Ivan Maistrenko

Ivan Vasyliovych Maistrenko (Ukrainian: Іва́н Васи́льович Майстре́нко; 1899–1984) was a Ukrainian revolutionary. He became a communist partisan associated with the Borotbists during the Ukrainian Civil War of 1918–1920. He became a journalist and by 1921 was deputy director of the All-Ukrainian Communist Institute of Journalism. As an opponent of Joseph Stalin, he was arrested but survived the gulag becoming a post-war refugee in West Germany. During the Nazi Germany occupation, in 1942 Maisternko was a director of Ukrainian Bandurist Chorus in Kiev.

He was a prominent member of the Ukrainian Revolutionary Democratic Party and edited their anti-Stalinist workers paper Vpered.

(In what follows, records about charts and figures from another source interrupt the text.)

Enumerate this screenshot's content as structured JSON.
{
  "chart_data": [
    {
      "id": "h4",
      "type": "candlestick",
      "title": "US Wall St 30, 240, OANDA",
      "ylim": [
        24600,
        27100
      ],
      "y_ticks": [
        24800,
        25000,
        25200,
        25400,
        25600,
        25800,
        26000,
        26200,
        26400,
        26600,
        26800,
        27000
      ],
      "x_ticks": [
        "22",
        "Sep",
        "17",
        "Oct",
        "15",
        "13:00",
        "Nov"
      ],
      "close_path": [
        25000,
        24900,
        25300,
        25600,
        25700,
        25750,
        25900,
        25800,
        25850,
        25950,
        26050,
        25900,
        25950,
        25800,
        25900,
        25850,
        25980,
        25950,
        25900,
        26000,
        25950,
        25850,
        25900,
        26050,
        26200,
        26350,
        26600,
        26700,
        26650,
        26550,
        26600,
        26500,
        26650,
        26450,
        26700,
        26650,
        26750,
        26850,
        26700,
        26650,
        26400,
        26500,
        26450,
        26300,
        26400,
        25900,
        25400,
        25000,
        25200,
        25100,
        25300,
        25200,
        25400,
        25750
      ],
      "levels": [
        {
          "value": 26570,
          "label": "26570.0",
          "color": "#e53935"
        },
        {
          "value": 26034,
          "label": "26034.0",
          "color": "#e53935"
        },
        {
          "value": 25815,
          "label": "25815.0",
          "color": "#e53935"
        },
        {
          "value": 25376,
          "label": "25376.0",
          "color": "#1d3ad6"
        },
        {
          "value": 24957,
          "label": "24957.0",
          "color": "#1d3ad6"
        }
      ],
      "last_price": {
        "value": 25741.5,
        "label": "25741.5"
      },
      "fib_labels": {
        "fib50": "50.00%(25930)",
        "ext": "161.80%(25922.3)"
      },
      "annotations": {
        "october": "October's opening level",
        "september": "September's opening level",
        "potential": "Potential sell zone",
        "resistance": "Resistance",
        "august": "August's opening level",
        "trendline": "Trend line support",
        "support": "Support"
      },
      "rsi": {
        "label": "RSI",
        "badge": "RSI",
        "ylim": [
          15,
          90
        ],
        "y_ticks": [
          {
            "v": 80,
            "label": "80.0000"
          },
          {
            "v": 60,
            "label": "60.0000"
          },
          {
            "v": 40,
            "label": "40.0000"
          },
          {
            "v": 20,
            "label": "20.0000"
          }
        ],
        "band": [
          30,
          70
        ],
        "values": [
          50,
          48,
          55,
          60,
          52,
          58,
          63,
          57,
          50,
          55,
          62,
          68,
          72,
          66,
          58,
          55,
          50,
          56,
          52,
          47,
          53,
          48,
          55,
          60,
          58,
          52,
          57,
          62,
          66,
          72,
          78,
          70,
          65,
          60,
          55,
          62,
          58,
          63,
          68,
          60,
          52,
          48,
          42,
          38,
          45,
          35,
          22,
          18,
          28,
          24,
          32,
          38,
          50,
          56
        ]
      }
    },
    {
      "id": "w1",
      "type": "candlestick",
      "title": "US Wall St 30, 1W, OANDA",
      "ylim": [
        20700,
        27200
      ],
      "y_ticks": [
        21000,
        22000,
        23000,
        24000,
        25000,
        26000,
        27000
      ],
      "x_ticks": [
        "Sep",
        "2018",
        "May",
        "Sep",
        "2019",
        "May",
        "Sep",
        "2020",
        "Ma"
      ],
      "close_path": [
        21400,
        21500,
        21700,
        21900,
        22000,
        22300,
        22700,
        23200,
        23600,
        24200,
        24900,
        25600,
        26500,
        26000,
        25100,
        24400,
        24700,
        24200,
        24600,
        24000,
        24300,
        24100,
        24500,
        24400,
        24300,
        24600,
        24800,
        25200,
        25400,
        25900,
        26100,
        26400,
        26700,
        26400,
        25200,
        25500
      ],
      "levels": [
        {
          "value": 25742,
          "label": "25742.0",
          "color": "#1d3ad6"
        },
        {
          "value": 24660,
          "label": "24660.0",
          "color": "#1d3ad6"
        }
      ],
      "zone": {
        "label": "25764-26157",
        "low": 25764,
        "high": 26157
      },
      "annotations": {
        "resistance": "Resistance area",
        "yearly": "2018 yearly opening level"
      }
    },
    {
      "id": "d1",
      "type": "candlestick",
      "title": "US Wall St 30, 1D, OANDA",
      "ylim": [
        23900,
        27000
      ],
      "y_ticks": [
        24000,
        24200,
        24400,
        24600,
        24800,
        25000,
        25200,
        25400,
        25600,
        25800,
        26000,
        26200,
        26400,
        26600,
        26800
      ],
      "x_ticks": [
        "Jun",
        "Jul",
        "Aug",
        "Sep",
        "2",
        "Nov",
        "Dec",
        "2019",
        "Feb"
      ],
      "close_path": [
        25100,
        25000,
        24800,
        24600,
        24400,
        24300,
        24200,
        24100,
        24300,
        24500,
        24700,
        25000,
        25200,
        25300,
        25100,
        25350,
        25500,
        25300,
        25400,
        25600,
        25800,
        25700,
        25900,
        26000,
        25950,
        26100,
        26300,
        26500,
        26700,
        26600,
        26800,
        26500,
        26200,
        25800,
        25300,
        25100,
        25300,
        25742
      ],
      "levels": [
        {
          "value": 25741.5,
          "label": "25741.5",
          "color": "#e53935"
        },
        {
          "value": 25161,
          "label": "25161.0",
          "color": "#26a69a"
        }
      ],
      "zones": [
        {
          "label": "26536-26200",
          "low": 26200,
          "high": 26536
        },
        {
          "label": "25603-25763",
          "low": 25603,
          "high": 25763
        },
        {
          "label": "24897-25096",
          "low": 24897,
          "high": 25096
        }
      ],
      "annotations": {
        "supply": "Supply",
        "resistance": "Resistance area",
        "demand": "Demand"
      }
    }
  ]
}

He also wrote a book Borotbism about the movement of that name.[1]

Early life and the Ukrainian Civil War

Maistrenko was born onn 28 August 1899 in Opishnia, which was then part of the Poltava Governorate of the Russian Empire].[2] His father descended from Cossacks, and his mother came from a wealthy household.[2] After studying at the local Opishnia Higher Primary School, he attended the teachers' seminary in the area.[2] There, he first became active politically through the underground "Youth Union", which was a revolutionary organization.[2] He was particularly inspired by fellow Ukrainian revolutionary Andrii Zalivchyi.[2] After joining the UPSR, he participate in anti-Hetmanate and anti-German occupation actions in 1918, and was particularly active in the revolutionary underground in Poltava during 1918-1919.[2] He also took part in the resistance against Anton Denikin's White Army.[2]

Following the collapse of the UPSR, he joined the Borotbists.[2] During this time, he was elected head of the Drabynivka village council and a member of Kustivka volost executive committee under Bolshevik rule.[2] In the summer of 1919 he was appointed political commissar of a Borotbist-formed regiment under the Kobeliaky district executive committee, before joining the Ukrainian People's Army (after the Borotbist-formed regiment was incorporated into the army, as they were the main Ukrainian force resisting the White Army in the region).[2] During his brief time with the UNR, he was captured by the White Army in Poltava, but managed to esccape execution.[2] In December 1919, he returned to Kobeliaky and led the district proto-UKP organization, before the UKP officially existed.[2] By early 1920, he was delivering speeches against the Bolsheviks, and advocated for Ukrainian national communism and peasant mobilization.[2]

However, upon the dissolving of the Borotbists in March 1920, he joined the Communist Party of Ukraine (CPbU).[2] This was to allow himself to hold Soviet posts.[2] On 8 April 1920, he was elected secretary of the district executive committee of Kobeliaky.[2] Soon after, by mid to late 1920, he became more disillusioned with thee CPbU policies and heavily disliked the merger, so he formed ties with the federalist opposition within the CPbU led by Ivan Latynsky.[2] On 22 July 1920, he led a mass defection of 22 party members from CPbU to UKP in Kobeliaky, which led to a massive scandal and the Bolshevik authorities labeling Kobeliaky as the most degraded district associated with "subversive Borotbist activity".[2]

References

  1. ^ the unknown revolution: ukraine 1917-21 Archived 2011-10-19 at the Wayback Machine accessed 24 January 2011
  2. ^ a b c d e f g h i j k l m n o p q r Yurenko, O. P. (2006). "Іван Майстренко: життя, наукова і публіцистична спадщина". Український історичний журнал (in Ukrainian) (2). Наукова думка: 112–121. ISSN 0130-5247.